Ivabradine is a selective inhibitor of a specific If channel in the sinoatrial node and causes dose-dependent heart rate reduction. Ivabradine has no effect on conduction, blood pressure, or inotropy of the heart. Experimental studies have shown that ivabradine treatment is associated with reverse mechanical remodeling in animal models of heart failure.2,3 These experimental results were confirmed in the SHIFT echocardiography substudy.4 Reverse electrical remodeling as a shortening of the intrinsic QRS interval has been described in patients receiving optimal medical therapy, including beta blockers and angiotensin-converting enzyme inhibitors; in patients receiving cardiac resynchronization therapy; and in patients with LV assist devices.57 Reverse electrical remodeling after ivabradine in humans has not yet been described.

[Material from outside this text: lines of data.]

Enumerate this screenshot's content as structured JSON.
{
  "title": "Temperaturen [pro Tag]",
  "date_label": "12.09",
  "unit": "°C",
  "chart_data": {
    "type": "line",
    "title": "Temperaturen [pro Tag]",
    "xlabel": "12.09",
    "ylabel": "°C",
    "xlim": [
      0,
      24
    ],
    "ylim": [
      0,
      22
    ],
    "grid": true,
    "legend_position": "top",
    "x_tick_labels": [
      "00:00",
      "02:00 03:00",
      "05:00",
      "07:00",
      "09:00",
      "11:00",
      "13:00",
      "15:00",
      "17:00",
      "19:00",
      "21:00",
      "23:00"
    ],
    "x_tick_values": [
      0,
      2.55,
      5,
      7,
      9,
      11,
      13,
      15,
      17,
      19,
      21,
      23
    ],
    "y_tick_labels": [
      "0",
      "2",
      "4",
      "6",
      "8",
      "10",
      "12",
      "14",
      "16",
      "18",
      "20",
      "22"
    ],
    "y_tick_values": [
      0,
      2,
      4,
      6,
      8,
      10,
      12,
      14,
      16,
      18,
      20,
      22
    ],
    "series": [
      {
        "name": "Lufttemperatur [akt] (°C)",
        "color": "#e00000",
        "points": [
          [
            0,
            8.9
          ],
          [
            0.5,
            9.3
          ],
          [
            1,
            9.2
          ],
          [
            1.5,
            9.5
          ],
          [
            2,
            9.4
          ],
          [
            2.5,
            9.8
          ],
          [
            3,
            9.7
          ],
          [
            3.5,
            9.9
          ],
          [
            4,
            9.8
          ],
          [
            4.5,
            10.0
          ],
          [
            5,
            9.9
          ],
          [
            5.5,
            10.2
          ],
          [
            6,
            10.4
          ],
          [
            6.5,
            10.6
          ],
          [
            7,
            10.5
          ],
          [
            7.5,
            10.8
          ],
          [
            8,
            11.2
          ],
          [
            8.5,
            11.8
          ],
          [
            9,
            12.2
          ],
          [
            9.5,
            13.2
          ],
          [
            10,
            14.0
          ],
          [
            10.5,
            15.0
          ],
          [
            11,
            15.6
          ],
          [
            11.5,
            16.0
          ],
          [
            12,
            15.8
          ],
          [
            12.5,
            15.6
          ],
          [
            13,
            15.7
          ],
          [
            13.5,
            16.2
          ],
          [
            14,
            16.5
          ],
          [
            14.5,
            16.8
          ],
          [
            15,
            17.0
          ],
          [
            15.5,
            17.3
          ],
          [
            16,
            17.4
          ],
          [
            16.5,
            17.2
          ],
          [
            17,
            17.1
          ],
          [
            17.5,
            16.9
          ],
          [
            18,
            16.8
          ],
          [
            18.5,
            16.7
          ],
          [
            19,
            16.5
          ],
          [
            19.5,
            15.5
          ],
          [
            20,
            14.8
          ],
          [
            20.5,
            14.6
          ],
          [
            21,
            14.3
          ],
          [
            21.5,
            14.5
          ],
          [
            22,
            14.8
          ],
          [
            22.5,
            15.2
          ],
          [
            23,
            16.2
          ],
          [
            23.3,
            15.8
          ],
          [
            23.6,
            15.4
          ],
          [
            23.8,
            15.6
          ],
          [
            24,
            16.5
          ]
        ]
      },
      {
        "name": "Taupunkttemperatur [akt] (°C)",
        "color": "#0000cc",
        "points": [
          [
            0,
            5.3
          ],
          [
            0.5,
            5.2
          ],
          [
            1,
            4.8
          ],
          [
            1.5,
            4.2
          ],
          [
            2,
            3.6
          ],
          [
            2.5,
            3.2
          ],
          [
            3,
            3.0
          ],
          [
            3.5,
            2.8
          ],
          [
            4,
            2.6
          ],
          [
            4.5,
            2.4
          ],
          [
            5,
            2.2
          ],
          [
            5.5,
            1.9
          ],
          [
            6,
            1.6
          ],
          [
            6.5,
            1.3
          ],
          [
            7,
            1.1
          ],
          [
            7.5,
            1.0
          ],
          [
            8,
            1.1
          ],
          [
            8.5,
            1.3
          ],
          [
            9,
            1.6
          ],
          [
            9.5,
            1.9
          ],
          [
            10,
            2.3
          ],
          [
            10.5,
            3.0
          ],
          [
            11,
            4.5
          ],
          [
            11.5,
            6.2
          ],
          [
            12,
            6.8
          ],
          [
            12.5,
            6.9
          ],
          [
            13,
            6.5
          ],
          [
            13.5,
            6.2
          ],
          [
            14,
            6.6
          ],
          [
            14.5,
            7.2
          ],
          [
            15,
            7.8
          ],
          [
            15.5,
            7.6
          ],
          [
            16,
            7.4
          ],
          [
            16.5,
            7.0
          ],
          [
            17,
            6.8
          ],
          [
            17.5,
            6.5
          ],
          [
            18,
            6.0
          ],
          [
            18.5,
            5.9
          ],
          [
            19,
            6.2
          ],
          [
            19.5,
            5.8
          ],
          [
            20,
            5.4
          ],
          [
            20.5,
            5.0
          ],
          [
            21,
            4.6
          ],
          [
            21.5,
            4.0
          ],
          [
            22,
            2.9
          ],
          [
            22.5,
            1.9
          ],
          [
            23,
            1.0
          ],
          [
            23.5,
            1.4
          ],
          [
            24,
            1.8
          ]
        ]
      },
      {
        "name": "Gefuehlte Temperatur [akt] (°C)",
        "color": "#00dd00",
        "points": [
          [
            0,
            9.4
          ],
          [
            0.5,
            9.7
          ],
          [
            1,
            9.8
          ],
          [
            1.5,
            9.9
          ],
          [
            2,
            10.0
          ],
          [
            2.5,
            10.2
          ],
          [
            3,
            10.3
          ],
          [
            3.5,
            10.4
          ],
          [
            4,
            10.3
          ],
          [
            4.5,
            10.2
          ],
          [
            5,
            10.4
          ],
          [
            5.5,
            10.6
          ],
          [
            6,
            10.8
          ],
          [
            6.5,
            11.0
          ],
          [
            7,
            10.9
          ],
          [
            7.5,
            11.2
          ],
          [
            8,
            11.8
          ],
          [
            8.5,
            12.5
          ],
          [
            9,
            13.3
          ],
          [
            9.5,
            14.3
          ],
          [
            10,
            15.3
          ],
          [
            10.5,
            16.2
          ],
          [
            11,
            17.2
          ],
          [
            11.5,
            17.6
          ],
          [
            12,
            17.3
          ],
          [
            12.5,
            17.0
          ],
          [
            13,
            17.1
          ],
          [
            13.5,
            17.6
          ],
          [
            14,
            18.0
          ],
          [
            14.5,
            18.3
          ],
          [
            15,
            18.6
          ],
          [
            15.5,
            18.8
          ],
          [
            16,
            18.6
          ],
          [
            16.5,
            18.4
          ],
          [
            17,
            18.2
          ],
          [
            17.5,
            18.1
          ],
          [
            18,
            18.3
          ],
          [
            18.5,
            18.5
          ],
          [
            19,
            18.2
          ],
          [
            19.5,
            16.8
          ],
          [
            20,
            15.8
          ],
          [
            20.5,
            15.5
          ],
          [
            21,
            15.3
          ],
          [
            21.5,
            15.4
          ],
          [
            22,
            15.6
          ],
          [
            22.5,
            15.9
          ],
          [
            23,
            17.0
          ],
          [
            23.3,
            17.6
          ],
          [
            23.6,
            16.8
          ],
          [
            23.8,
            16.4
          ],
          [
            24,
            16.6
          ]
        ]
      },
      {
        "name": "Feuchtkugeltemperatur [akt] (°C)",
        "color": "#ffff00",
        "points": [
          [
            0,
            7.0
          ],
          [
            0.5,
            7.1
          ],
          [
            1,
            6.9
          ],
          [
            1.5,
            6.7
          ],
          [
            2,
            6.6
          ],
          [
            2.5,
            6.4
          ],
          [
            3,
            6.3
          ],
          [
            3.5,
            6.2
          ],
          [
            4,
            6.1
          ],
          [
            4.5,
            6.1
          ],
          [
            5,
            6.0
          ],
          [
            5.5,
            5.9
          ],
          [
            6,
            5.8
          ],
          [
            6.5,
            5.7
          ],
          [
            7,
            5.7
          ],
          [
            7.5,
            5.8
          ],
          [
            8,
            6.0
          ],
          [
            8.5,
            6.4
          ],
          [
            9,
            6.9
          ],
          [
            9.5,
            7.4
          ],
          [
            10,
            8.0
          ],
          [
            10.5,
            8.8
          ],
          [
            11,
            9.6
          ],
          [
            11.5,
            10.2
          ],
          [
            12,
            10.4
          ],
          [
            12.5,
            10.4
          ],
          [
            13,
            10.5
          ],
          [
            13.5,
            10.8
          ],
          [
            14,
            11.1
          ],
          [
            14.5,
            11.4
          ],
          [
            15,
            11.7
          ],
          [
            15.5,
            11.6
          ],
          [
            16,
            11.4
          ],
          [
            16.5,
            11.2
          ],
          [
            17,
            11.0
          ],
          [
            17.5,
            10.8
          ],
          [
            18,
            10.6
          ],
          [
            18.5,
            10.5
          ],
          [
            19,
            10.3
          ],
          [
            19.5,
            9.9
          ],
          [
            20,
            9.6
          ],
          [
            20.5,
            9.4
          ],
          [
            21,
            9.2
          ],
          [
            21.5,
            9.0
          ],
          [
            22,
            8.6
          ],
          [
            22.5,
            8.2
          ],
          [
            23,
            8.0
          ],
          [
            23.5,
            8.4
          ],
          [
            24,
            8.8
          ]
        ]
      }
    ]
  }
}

Our study is limited by the fact that it was a retrospective analysis. Holter ECG monitoring and exercise stress tests were not performed in all patients. The LBBB pattern at baseline might be heart rate-dependent. This fact does not decrease the possible indirect role of ivabradine on reverse electrical cardiac remodeling.

Conclusion

Heart rate reduction after ivabradine might be associated with shortening and a change of the morphology of the QRS complex in patients with CHF characterized by nonischemic cardiomyopathy and LBBB at baseline. This phenomenon might be explained by the effect of ivabradine on reverse remodeling of the left ventricle with improvement of intraventricular conduction.

Declaration of conflicting interest

The authors declare no potential conflicts of interest with respect to the research, authorship and/or publication of this article.

Funding

The author(s) disclosed receipt of the following financial support for the research, authorship and/or publication of this article: This study was supported by institutional grant MH CZ – DRO (Nemocnice Na Homolce – NNH, 00023884), IG170501.